A narrativa do Bitcoin (BTC) como proteção contra a inflação está sendo colocada à prova enquanto os preços ao consumidor nos EUA esfriam, o sentimento de mercado permanece próximo a mínimas históricas e a criptomoeda é negociada 47% abaixo de sua máxima histórica de outubro.
O empreendedor de Bitcoin Anthony Pompliano disse que os holders agora encaram uma pergunta mais difícil: se conseguem manter sua convicção sem a pressão diária da inflação reforçando sua tese.
"Você consegue manter um ativo quando não há inflação alta na sua cara no dia a dia?", disse Pompliano na Fox Business. "Você ainda consegue acreditar na proposta de valor do Bitcoin, que é ser um ativo de oferta finita?"
O que mostram os dados
O Índice de Preços ao Consumidor (CPI) dos EUA caiu para 2,4% em janeiro, vindo de 2,7% em dezembro, informou o Bureau of Labor Statistics na sexta-feira. O núcleo do CPI recuou para 2,5%, sua leitura mais baixa desde abril de 2021.

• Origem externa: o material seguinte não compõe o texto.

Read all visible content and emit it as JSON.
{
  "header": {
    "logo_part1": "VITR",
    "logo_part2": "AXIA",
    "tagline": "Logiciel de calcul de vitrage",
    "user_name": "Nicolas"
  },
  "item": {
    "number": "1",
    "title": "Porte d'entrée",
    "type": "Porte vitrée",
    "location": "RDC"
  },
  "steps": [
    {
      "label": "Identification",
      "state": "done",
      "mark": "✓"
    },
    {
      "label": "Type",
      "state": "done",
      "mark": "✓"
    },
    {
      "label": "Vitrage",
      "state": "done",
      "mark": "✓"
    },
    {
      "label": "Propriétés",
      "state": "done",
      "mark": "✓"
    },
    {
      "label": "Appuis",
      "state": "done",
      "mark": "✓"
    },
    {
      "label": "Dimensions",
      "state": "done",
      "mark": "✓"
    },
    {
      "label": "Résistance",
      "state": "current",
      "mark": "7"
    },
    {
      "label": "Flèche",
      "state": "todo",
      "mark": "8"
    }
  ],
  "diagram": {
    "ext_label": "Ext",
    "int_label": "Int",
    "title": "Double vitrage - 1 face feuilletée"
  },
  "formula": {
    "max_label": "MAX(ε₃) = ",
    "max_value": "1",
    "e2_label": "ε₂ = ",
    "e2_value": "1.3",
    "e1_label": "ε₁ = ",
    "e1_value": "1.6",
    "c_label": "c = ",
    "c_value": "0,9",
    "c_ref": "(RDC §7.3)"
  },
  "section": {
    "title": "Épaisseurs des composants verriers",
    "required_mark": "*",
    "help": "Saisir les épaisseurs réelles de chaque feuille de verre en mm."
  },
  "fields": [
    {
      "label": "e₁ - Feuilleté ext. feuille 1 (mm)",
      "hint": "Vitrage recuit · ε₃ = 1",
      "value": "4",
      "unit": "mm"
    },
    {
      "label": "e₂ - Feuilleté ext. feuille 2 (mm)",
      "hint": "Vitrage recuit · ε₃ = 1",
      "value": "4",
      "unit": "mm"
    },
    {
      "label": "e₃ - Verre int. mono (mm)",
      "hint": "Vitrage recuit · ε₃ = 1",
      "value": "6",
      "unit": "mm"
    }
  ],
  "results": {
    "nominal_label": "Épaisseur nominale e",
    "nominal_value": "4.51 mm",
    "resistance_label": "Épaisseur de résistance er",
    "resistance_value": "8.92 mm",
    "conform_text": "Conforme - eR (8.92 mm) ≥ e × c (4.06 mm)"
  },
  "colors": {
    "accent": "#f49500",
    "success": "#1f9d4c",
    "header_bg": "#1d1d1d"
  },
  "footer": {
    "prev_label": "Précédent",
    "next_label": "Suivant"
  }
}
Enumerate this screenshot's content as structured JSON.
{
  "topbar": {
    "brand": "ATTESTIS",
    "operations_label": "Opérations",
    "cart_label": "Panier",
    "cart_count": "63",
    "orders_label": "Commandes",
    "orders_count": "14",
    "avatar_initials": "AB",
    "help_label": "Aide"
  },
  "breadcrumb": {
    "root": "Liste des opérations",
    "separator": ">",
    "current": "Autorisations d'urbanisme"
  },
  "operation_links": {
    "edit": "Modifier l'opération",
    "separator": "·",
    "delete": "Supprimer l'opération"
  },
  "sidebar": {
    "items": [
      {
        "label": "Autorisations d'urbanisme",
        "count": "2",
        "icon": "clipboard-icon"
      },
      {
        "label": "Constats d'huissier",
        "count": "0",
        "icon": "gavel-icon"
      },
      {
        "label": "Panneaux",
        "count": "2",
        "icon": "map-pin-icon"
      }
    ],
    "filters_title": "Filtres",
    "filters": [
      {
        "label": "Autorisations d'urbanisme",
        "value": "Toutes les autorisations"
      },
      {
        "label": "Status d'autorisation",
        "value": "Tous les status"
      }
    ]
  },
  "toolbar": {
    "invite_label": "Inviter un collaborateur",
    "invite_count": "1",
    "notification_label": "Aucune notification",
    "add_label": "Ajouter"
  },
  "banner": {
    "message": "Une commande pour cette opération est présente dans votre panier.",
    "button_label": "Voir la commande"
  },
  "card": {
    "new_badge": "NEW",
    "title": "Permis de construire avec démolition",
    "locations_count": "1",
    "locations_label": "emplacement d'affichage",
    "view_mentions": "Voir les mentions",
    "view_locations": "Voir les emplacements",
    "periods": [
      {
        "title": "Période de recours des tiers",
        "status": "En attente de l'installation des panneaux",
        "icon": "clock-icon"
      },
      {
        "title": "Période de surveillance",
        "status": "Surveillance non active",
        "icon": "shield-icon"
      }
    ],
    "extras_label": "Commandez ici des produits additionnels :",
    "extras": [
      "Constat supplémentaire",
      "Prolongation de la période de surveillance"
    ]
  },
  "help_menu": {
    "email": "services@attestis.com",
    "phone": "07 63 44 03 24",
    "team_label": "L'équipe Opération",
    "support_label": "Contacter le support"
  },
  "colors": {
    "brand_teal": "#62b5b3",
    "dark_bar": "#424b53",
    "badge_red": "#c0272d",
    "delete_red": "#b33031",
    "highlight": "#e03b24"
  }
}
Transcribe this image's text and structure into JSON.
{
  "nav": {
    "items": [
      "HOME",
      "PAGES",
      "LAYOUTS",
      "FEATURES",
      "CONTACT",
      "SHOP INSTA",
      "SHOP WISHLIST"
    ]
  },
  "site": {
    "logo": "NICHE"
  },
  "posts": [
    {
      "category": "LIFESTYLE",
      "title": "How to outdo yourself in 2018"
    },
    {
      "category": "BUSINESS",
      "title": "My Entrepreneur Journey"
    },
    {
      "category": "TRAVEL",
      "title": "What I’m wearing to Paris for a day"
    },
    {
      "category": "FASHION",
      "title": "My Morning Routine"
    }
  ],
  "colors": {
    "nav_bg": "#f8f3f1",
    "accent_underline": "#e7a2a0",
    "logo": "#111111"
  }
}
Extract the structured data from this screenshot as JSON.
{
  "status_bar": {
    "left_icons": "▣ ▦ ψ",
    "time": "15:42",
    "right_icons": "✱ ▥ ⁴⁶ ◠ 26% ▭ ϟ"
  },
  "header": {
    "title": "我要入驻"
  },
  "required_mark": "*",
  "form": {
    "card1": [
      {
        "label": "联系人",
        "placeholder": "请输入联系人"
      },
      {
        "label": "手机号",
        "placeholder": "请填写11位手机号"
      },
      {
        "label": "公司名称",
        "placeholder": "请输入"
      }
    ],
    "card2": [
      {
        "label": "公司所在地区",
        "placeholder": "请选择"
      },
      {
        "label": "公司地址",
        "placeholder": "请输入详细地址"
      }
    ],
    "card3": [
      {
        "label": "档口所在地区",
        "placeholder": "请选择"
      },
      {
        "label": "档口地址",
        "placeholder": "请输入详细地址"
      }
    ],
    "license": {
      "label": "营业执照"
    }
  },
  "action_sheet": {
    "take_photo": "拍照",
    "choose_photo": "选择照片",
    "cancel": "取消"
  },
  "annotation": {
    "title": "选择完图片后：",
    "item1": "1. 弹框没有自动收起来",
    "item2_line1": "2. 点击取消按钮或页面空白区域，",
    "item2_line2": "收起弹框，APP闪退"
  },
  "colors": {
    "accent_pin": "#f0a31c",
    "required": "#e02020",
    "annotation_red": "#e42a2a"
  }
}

Mas o número vem com uma ressalva importante. Um shutdown do governo de 43 dias no outono passado impediu os estatísticos federais de coletar os dados de preços de outubro. O economista-chefe da Moody's, Mark Zandi, disse à CNBC que a inflação "parece melhor no papel do que na realidade", estimando que o CPI estaria mais perto de 2,7% sem essa lacuna de dados.
O Bitcoin era negociado em torno de US$ 68.900 no sábado, alta de cerca de 3,5% no dia, mas queda de aproximadamente 28% nos últimos 30 dias.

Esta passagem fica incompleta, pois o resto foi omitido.